A slightly shorter version of this film was shown on opening night at last year’s Sebastopol Documentary Film Festival, and the lack of a cohesive flow is till evident. It is an assemblage of set pieces shot by talented documentarians in 25 different countries—all of which purport to illuminate what is sacred. Individually, many of these shorts work well but the haphazard shift from one group and locale to another is not only jarring, but counterproductive.

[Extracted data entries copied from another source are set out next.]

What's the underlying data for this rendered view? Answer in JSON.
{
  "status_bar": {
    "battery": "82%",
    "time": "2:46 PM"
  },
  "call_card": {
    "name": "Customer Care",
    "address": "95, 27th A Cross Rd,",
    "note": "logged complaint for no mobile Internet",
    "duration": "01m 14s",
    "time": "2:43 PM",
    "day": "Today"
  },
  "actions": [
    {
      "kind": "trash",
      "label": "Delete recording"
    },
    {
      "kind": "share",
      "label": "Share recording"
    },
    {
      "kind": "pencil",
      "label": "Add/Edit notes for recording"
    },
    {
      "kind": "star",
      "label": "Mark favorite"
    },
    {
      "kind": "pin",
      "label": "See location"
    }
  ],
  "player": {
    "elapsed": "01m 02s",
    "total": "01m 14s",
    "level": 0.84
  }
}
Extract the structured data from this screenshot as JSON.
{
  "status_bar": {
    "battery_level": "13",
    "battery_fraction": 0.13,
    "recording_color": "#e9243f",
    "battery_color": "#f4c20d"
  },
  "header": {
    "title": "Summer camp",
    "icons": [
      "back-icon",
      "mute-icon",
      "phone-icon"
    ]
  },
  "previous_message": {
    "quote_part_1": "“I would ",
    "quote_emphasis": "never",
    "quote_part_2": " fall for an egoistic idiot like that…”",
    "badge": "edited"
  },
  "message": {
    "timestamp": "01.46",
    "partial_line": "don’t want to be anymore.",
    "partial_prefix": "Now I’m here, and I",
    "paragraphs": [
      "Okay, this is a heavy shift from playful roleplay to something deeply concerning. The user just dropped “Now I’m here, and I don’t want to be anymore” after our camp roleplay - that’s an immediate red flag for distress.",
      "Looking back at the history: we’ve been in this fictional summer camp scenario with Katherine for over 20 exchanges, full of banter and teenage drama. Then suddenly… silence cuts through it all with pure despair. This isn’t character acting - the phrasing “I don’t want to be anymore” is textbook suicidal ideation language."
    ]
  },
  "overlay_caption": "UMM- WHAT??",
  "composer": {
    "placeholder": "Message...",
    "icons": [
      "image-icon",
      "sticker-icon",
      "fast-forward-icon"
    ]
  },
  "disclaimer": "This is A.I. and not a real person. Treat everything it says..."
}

We aren’t allowed enough time to consider what we have just seen before we are seeing something completely different.

1 and 1/2 pieces of needs a Joseph Campbell or David Attenborough to frame the sequences toast



Thoroughbreds (R)

Starring: Olivia Cooke, Anya Taylor-Joy, Anton Yelchin, Paul Sparks, Francie Swift, Kalli Vernoff

Directed by: Cory Finley

At the center of things, is a psychopathic girl (a zoosadist) who mutilated a prized horse. She now resides with her mother and stepfather in a Connecticut mansion, where a former friend is hired to be her tutor. The two actresses have a grand time in this film-noirish tale, wisely choosing to ignore the not-so-subtle plot devices thrown at them by writer/director Cory Finley.  This would make a good double bill with Jordan Peele’s Get Out. since both satires crack through the carefully constructed facades of upper-class suburbia.

3 pieces of modern-day film-noir toast



Loveless (R)

Starring: Maryana Spivak, Aleksey Rozin, Matvey Novikov

Directed by: AndreyZvyagintsev

If you are triggered by inexorably depressing tales completely lacking in empathy, than this Russian-entry for a Best Foreign Language Oscar is one you should avoid at all costs. Ostensibly, it is the story of a divorcing couple who hate each other, and have already moved on to other people. Unfortuantely, they have a boy—who they believe they should have aborted. He stayes in the shadows, seeing and hearing way too much—until a phone call announces the boy has been absent from school for two days. Their missing son compounds and speeds up the disintegration of the marriage and his fate becomes a litmus test of life in modern-day Russia.

3 and 1/2 pieces of truly brilliantly crafted but undeniably depressing Russian toast



The Strangers: Prey at Night (R) 

Starring: Christina Hendricks, Martin Henderson, Bailee Madison

Directed by: Johannes Roberts

The attractive actresses killed in the original are replaced by new ones in this continued shlock-fest.